Proposta bilionária inclui aporte imediato e aval da família Lamacchia
Vasco – Nos últimos dias, o clube encaminhou um acordo para repassar 90% de sua SAF ao empresário Marcos Lamacchia, num movimento que pode redefinir o futuro financeiro e político de São Januário.
- Em resumo: Projeto prevê injeção inicial de R$ 500 milhões e absorção de R$ 1,3 bilhão em dívidas.
- Vale destacar: Cláusulas que limitam ações judiciais do clube geram resistência interna.

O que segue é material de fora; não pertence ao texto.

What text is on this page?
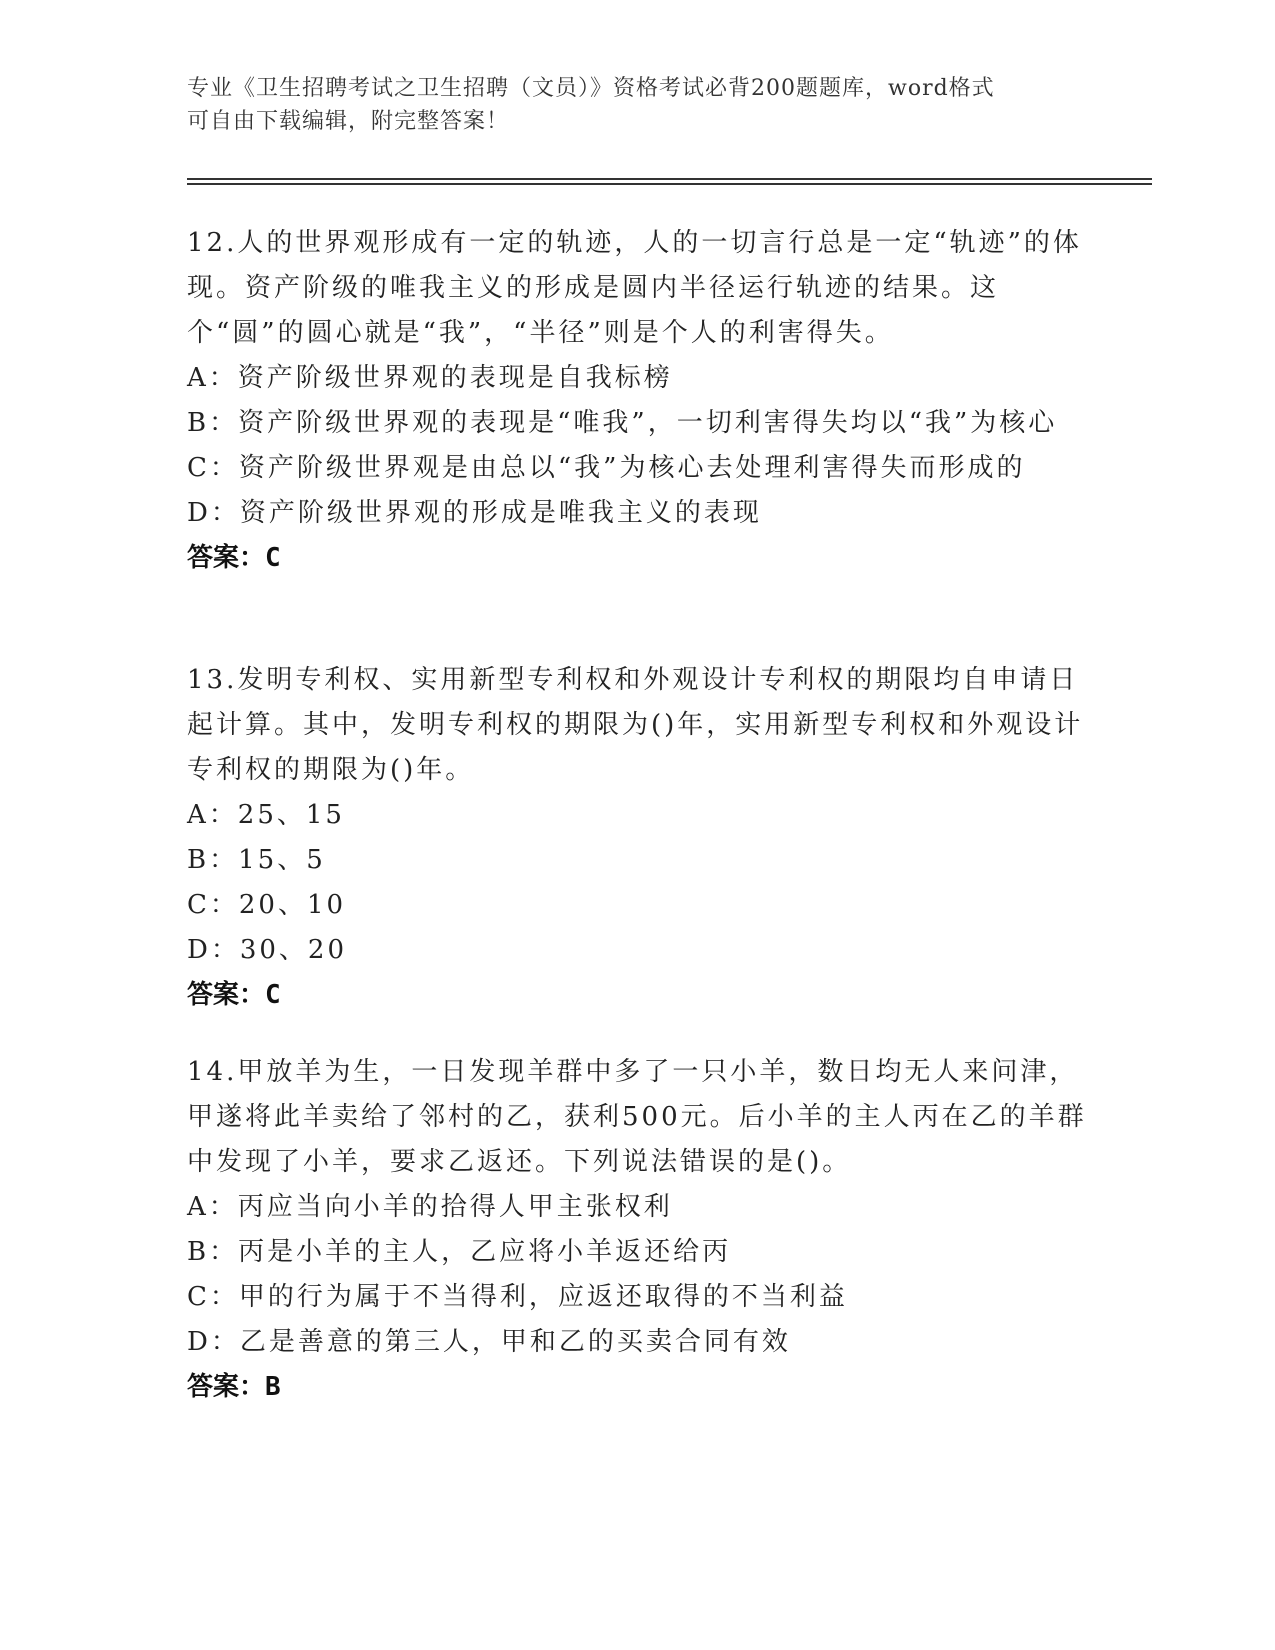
专业《卫生招聘考试之卫生招聘（文员）》资格考试必背200题题库，word格式
可自由下载编辑，附完整答案！

12.人的世界观形成有一定的轨迹，人的一切言行总是一定“轨迹”的体现。资产阶级的唯我主义的形成是圆内半径运行轨迹的结果。这个“圆”的圆心就是“我”，“半径”则是个人的利害得失。

A：资产阶级世界观的表现是自我标榜

B：资产阶级世界观的表现是“唯我”，一切利害得失均以“我”为核心

C：资产阶级世界观是由总以“我”为核心去处理利害得失而形成的

D：资产阶级世界观的形成是唯我主义的表现

答案：C

13.发明专利权、实用新型专利权和外观设计专利权的期限均自申请日起计算。其中，发明专利权的期限为()年，实用新型专利权和外观设计专利权的期限为()年。

A：25、15

B：15、5

C：20、10

D：30、20

答案：C

14.甲放羊为生，一日发现羊群中多了一只小羊，数日均无人来问津，甲遂将此羊卖给了邻村的乙，获利500元。后小羊的主人丙在乙的羊群中发现了小羊，要求乙返还。下列说法错误的是()。

A：丙应当向小羊的拾得人甲主张权利

B：丙是小羊的主人，乙应将小羊返还给丙

C：甲的行为属于不当得利，应返还取得的不当利益

D：乙是善意的第三人，甲和乙的买卖合同有效

答案：B
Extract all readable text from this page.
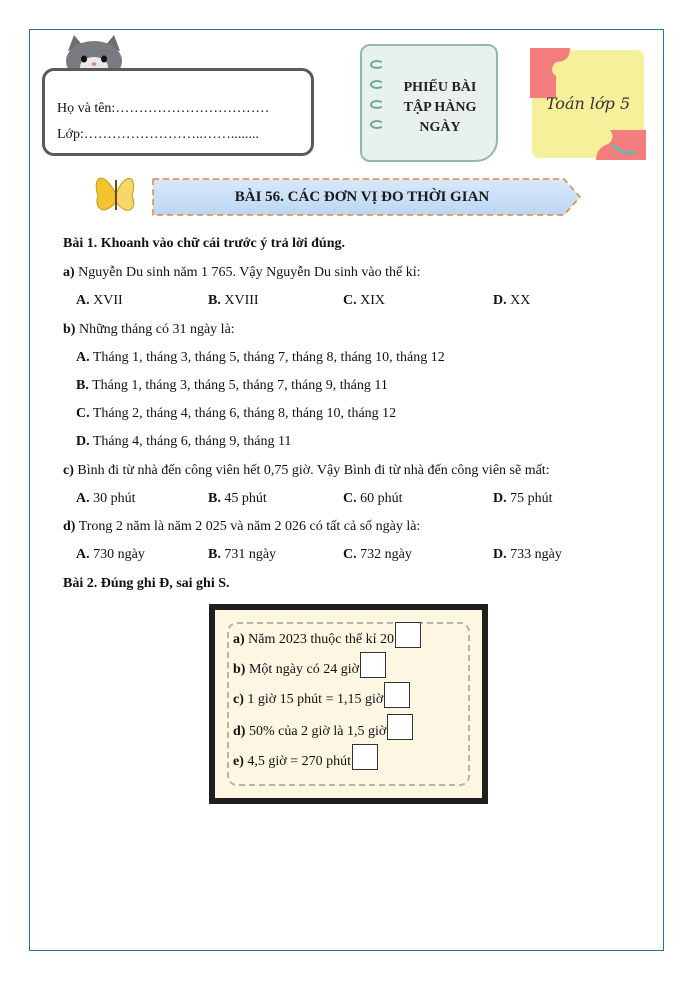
Họ và tên:……………………………
Lớp:……………………..……........
PHIẾU BÀI
TẬP HÀNG
NGÀY
Toán lớp 5
BÀI 56. CÁC ĐƠN VỊ ĐO THỜI GIAN
Bài 1. Khoanh vào chữ cái trước ý trả lời đúng.
a) Nguyễn Du sinh năm 1 765. Vậy Nguyễn Du sinh vào thế kỉ:
A. XVII	B. XVIII	C. XIX	D. XX
b) Những tháng có 31 ngày là:
A. Tháng 1, tháng 3, tháng 5, tháng 7, tháng 8, tháng 10, tháng 12
B. Tháng 1, tháng 3, tháng 5, tháng 7, tháng 9, tháng 11
C. Tháng 2, tháng 4, tháng 6, tháng 8, tháng 10, tháng 12
D. Tháng 4, tháng 6, tháng 9, tháng 11
c) Bình đi từ nhà đến công viên hết 0,75 giờ. Vậy Bình đi từ nhà đến công viên sẽ mất:
A. 30 phút	B. 45 phút	C. 60 phút	D. 75 phút
d) Trong 2 năm là năm 2 025 và năm 2 026 có tất cả số ngày là:
A. 730 ngày	B. 731 ngày	C. 732 ngày	D. 733 ngày
Bài 2. Đúng ghi Đ, sai ghi S.
a)
Năm 2023 thuộc thế kỉ 20
b)
Một ngày có 24 giờ
c)
1 giờ 15 phút = 1,15 giờ
d)
50% của 2 giờ là 1,5 giờ
e)
4,5 giờ = 270 phút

Aporte, quitação de dívidas e modernização de CTs
A minuta do memorando estima que a operação alcance até R$ 2,5 bilhões, sendo R$ 500 milhões liberados logo na assinatura, além da assunção de débitos aproximados de R$ 1,3 bilhão. O plano também prevê R$ 150 milhões para a modernização dos centros de treinamento e repasse anual de R$ 20 milhões ao clube social, segundo dados divulgados pelo ge.
A participação de José Roberto Lamacchia, fundador da Crefisa, como avalista reforça a garantia financeira e amplia a confiança de investidores no negócio.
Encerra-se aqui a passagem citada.